Рубленые тоннели в скале сменились естественным лазом, промытым водой. По пути встретились с пяток стандартных неактивных орочьих ловушек — как обычно, механика, яды. На стенах стали попадаться слабо светящиеся лишайники — частый спутник подгорных поселений. Факелов под землей не напасешься, а много ли света надо привычным подземным жителям? Вскоре мы вышли в извилистый каскад просторных подземных залов, соединяющихся сетью тоннелей. Когда-то здесь стоял один из поселков народа. Но нас встретила лишь тишина — старые следы, занесенные пылью; разбитые горшки, оборванные тряпки. Потолки пещеры густо увиты светящимися лишайником, переливы мягкого света дышат сверху. Глубже, у подземного ручья, расположилось сердце поселения — грибная плантация; здесь запустение ощущалось особенно остро. Температурный режим нарушен, органика расползлась и пересохла, минерализация губки превышает любые разумные нормы... за грибами давно никто не следил, но грибница не погибла — еще можно все восстановить; хорошее место, урожайное. Журчание теплого ручья, мягкое движение воздуха по рециркуляционным ходам, смоченные каналы, поросшие зелеными водорослями... И — ни одного трупа, во всем поселении — ни женского, ни детского. А между тем, здесь явно жили гражданские — лежки очень уж характерные, "под гнездо". Похоже, жители покинули поселок по своей воле — или оставшиеся трупы кто-то съел.
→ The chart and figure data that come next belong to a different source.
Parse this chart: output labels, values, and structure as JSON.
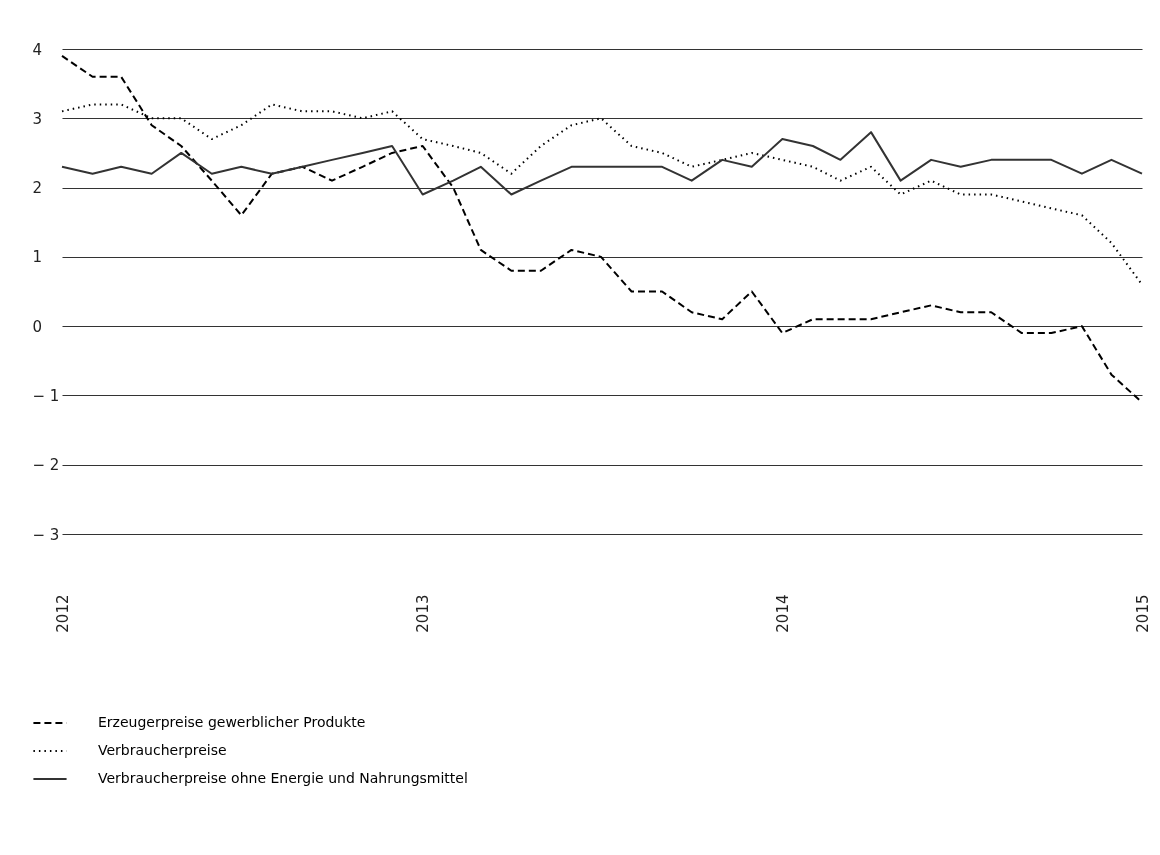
{
  "chart_data": {
    "type": "line",
    "x": [
      "2012-01",
      "2012-02",
      "2012-03",
      "2012-04",
      "2012-05",
      "2012-06",
      "2012-07",
      "2012-08",
      "2012-09",
      "2012-10",
      "2012-11",
      "2012-12",
      "2013-01",
      "2013-02",
      "2013-03",
      "2013-04",
      "2013-05",
      "2013-06",
      "2013-07",
      "2013-08",
      "2013-09",
      "2013-10",
      "2013-11",
      "2013-12",
      "2014-01",
      "2014-02",
      "2014-03",
      "2014-04",
      "2014-05",
      "2014-06",
      "2014-07",
      "2014-08",
      "2014-09",
      "2014-10",
      "2014-11",
      "2014-12",
      "2015-01"
    ],
    "xlim": [
      "2012-01",
      "2015-01"
    ],
    "xticks": [
      "2012",
      "2013",
      "2014",
      "2015"
    ],
    "ylim": [
      -3,
      4
    ],
    "yticks": [
      -3,
      -2,
      -1,
      0,
      1,
      2,
      3,
      4
    ],
    "grid": "y",
    "legend": "bottom left",
    "series": [
      {
        "name": "Erzeugerpreise gewerblicher Produkte",
        "color": "#000000",
        "line_style": "dashed",
        "values": [
          3.9,
          3.6,
          3.6,
          2.9,
          2.6,
          2.1,
          1.6,
          2.2,
          2.3,
          2.1,
          2.3,
          2.5,
          2.6,
          2.0,
          1.1,
          0.8,
          0.8,
          1.1,
          1.0,
          0.5,
          0.5,
          0.2,
          0.1,
          0.5,
          -0.1,
          0.1,
          0.1,
          0.1,
          0.2,
          0.3,
          0.2,
          0.2,
          -0.1,
          -0.1,
          0.0,
          -0.7,
          -1.1
        ]
      },
      {
        "name": "Verbraucherpreise",
        "color": "#000000",
        "line_style": "dotted",
        "values": [
          3.1,
          3.2,
          3.2,
          3.0,
          3.0,
          2.7,
          2.9,
          3.2,
          3.1,
          3.1,
          3.0,
          3.1,
          2.7,
          2.6,
          2.5,
          2.2,
          2.6,
          2.9,
          3.0,
          2.6,
          2.5,
          2.3,
          2.4,
          2.5,
          2.4,
          2.3,
          2.1,
          2.3,
          1.9,
          2.1,
          1.9,
          1.9,
          1.8,
          1.7,
          1.6,
          1.2,
          0.6
        ]
      },
      {
        "name": "Verbraucherpreise ohne Energie und Nahrungsmittel",
        "color": "#333333",
        "line_style": "solid",
        "values": [
          2.3,
          2.2,
          2.3,
          2.2,
          2.5,
          2.2,
          2.3,
          2.2,
          2.3,
          2.4,
          2.5,
          2.6,
          1.9,
          2.1,
          2.3,
          1.9,
          2.1,
          2.3,
          2.3,
          2.3,
          2.3,
          2.1,
          2.4,
          2.3,
          2.7,
          2.6,
          2.4,
          2.8,
          2.1,
          2.4,
          2.3,
          2.4,
          2.4,
          2.4,
          2.2,
          2.4,
          2.2
        ]
      }
    ]
  }
}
Впрочем, брошенного оружия тоже не заметно...
* * *
Подземные ходы из брошенного поселения провели нас в долину Горгорот. К выходу из естественных пещер мы добрались под утро. Над Мордором разгорался кроваво-красный рассвет; солнце скоро встанет из-за теряющегося в тумане края Пепельного хребта. Я достал Камень и принялся наблюдать за суетой в оставленной нами крепости; организованный нами пожар только-только был потушен, отдельные места еще дымились. Возможно, я перестарался, и огонь добрался до деревянных замковых перекрытий. Чхыгыр пересчитывал съедобные трофеи. Дозорные залегли наблюдать за долиной. Высоко-высоко над долиной Горгорот, в небе между расползающихся туч парил огромный орел.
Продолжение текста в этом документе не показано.